The latest overall job loss numbers showed a loss of 36,000 jobs in February and an unemployment rate remaining at 9.7%. The January and December numbers were revised as well to a loss of 26,000 and a loss of 109,000, respectively. ~7 million jobs have now been lost since this recession began.
So far for this recession, the peak has been 779,000 lost jobs in January 2009. In the 2001 recession, monthly losses hit a high of 325,000. The 1990-91 recession peaked at 306,000 losses. As you can see from the chart below, numbers peak toward the end of a recession, making employment a lagging indicator. The unemployment rate peaked at 10.8% at the end of the 1981-82 recession.
Here is a breakdown of where the job losses were as well as which sectors were adding jobs. Worst hit was construction, but manufacturing turned positive. Professional and business services added the most jobs.

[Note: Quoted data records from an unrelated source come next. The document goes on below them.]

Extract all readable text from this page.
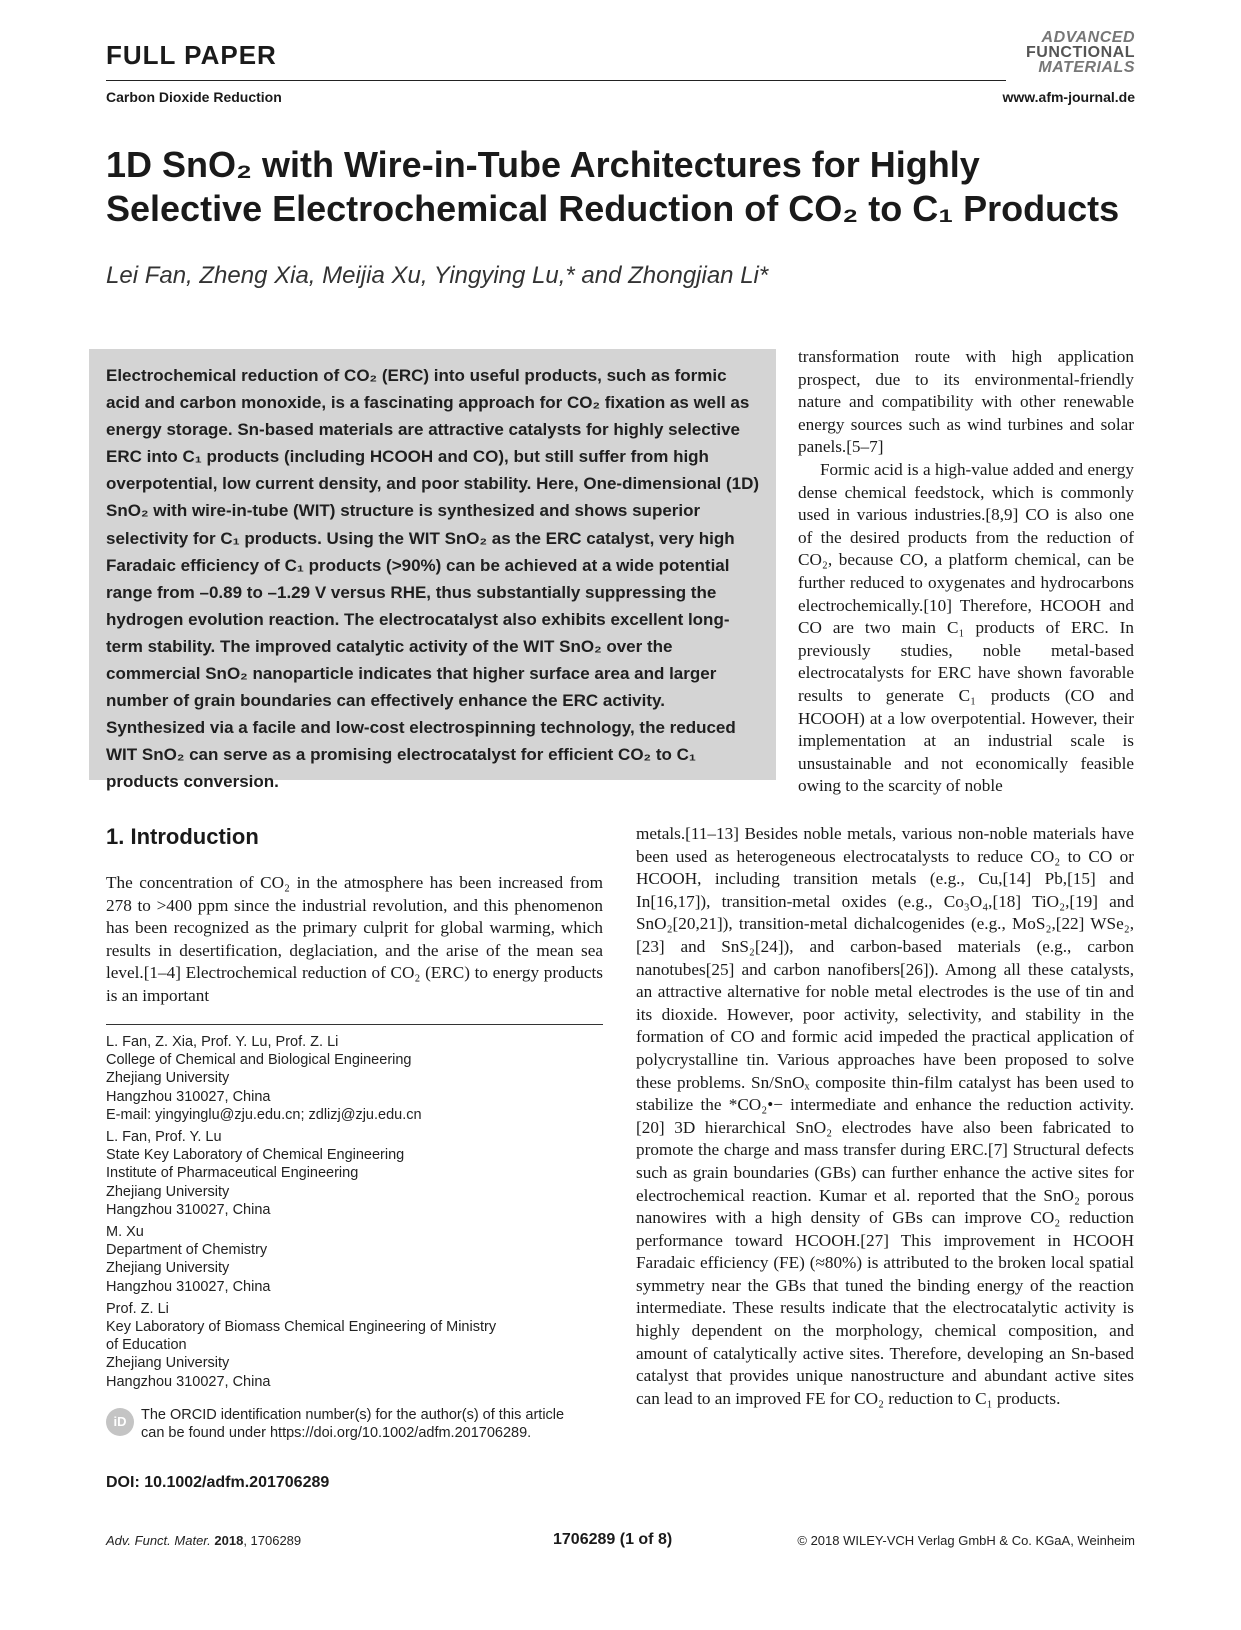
FULL PAPER
Carbon Dioxide Reduction
ADVANCED
FUNCTIONAL
MATERIALS
www.afm-journal.de
1D SnO₂ with Wire-in-Tube Architectures for Highly
Selective Electrochemical Reduction of CO₂ to C₁ Products
Lei Fan, Zheng Xia, Meijia Xu, Yingying Lu,* and Zhongjian Li*
Electrochemical reduction of CO₂ (ERC) into useful products, such as formic acid and carbon monoxide, is a fascinating approach for CO₂ fixation as well as energy storage. Sn-based materials are attractive catalysts for highly selective ERC into C₁ products (including HCOOH and CO), but still suffer from high overpotential, low current density, and poor stability. Here, One-dimensional (1D) SnO₂ with wire-in-tube (WIT) structure is synthesized and shows superior selectivity for C₁ products. Using the WIT SnO₂ as the ERC catalyst, very high Faradaic efficiency of C₁ products (>90%) can be achieved at a wide potential range from –0.89 to –1.29 V versus RHE, thus substantially suppressing the hydrogen evolution reaction. The electrocatalyst also exhibits excellent long-term stability. The improved catalytic activity of the WIT SnO₂ over the commercial SnO₂ nanoparticle indicates that higher surface area and larger number of grain boundaries can effectively enhance the ERC activity. Synthesized via a facile and low-cost electrospinning technology, the reduced WIT SnO₂ can serve as a promising electrocatalyst for efficient CO₂ to C₁ products conversion.
transformation route with high application prospect, due to its environmental-friendly nature and compatibility with other renewable energy sources such as wind turbines and solar panels.[5–7]
Formic acid is a high-value added and energy dense chemical feedstock, which is commonly used in various industries.[8,9] CO is also one of the desired products from the reduction of CO₂, because CO, a platform chemical, can be further reduced to oxygenates and hydrocarbons electrochemically.[10] Therefore, HCOOH and CO are two main C₁ products of ERC. In previously studies, noble metal-based electrocatalysts for ERC have shown favorable results to generate C₁ products (CO and HCOOH) at a low overpotential. However, their implementation at an industrial scale is unsustainable and not economically feasible owing to the scarcity of noble
1. Introduction
The concentration of CO₂ in the atmosphere has been increased from 278 to >400 ppm since the industrial revolution, and this phenomenon has been recognized as the primary culprit for global warming, which results in desertification, deglaciation, and the arise of the mean sea level.[1–4] Electrochemical reduction of CO₂ (ERC) to energy products is an important
metals.[11–13] Besides noble metals, various non-noble materials have been used as heterogeneous electrocatalysts to reduce CO₂ to CO or HCOOH, including transition metals (e.g., Cu,[14] Pb,[15] and In[16,17]), transition-metal oxides (e.g., Co₃O₄,[18] TiO₂,[19] and SnO₂[20,21]), transition-metal dichalcogenides (e.g., MoS₂,[22] WSe₂,[23] and SnS₂[24]), and carbon-based materials (e.g., carbon nanotubes[25] and carbon nanofibers[26]). Among all these catalysts, an attractive alternative for noble metal electrodes is the use of tin and its dioxide. However, poor activity, selectivity, and stability in the formation of CO and formic acid impeded the practical application of polycrystalline tin. Various approaches have been proposed to solve these problems. Sn/SnOₓ composite thin-film catalyst has been used to stabilize the *CO₂•− intermediate and enhance the reduction activity.[20] 3D hierarchical SnO₂ electrodes have also been fabricated to promote the charge and mass transfer during ERC.[7] Structural defects such as grain boundaries (GBs) can further enhance the active sites for electrochemical reaction. Kumar et al. reported that the SnO₂ porous nanowires with a high density of GBs can improve CO₂ reduction performance toward HCOOH.[27] This improvement in HCOOH Faradaic efficiency (FE) (≈80%) is attributed to the broken local spatial symmetry near the GBs that tuned the binding energy of the reaction intermediate. These results indicate that the electrocatalytic activity is highly dependent on the morphology, chemical composition, and amount of catalytically active sites. Therefore, developing an Sn-based catalyst that provides unique nanostructure and abundant active sites can lead to an improved FE for CO₂ reduction to C₁ products.
L. Fan, Z. Xia, Prof. Y. Lu, Prof. Z. Li
College of Chemical and Biological Engineering
Zhejiang University
Hangzhou 310027, China
E-mail: yingyinglu@zju.edu.cn; zdlizj@zju.edu.cn
L. Fan, Prof. Y. Lu
State Key Laboratory of Chemical Engineering
Institute of Pharmaceutical Engineering
Zhejiang University
Hangzhou 310027, China
M. Xu
Department of Chemistry
Zhejiang University
Hangzhou 310027, China
Prof. Z. Li
Key Laboratory of Biomass Chemical Engineering of Ministry
of Education
Zhejiang University
Hangzhou 310027, China
iD	The ORCID identification number(s) for the author(s) of this article
can be found under https://doi.org/10.1002/adfm.201706289.
DOI: 10.1002/adfm.201706289
Adv. Funct. Mater. 2018, 1706289	1706289 (1 of 8)	© 2018 WILEY-VCH Verlag GmbH & Co. KGaA, Weinheim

Total change in non-farm payroll = - 36,000
- Private Sector = - 18,000
- Logging & Mining = + 3,000
- Construction = - 64,000
- Manufacturing = + 1,000
- Durable goods = + 1,000
- Non-durable goods = unch
- Services = + 42,000
- Wholesale Trade = - 1,000
- Retail Trade = - 400
- Transportation & Warehousing = - 12,000
- Information = - 18,000
- Financial Svcs = - 10,000
- Professional & Business Svcs = + 51,000
- Education & Health Svcs = + 32,000
- Leisure = + 7,000
- Government = - 18,000
The futures rose on the news. In the pre-market, Bank of America , Johnson & Johnson , Microsoft , Caterpillar and Coca Cola were leading the Dow to the upside.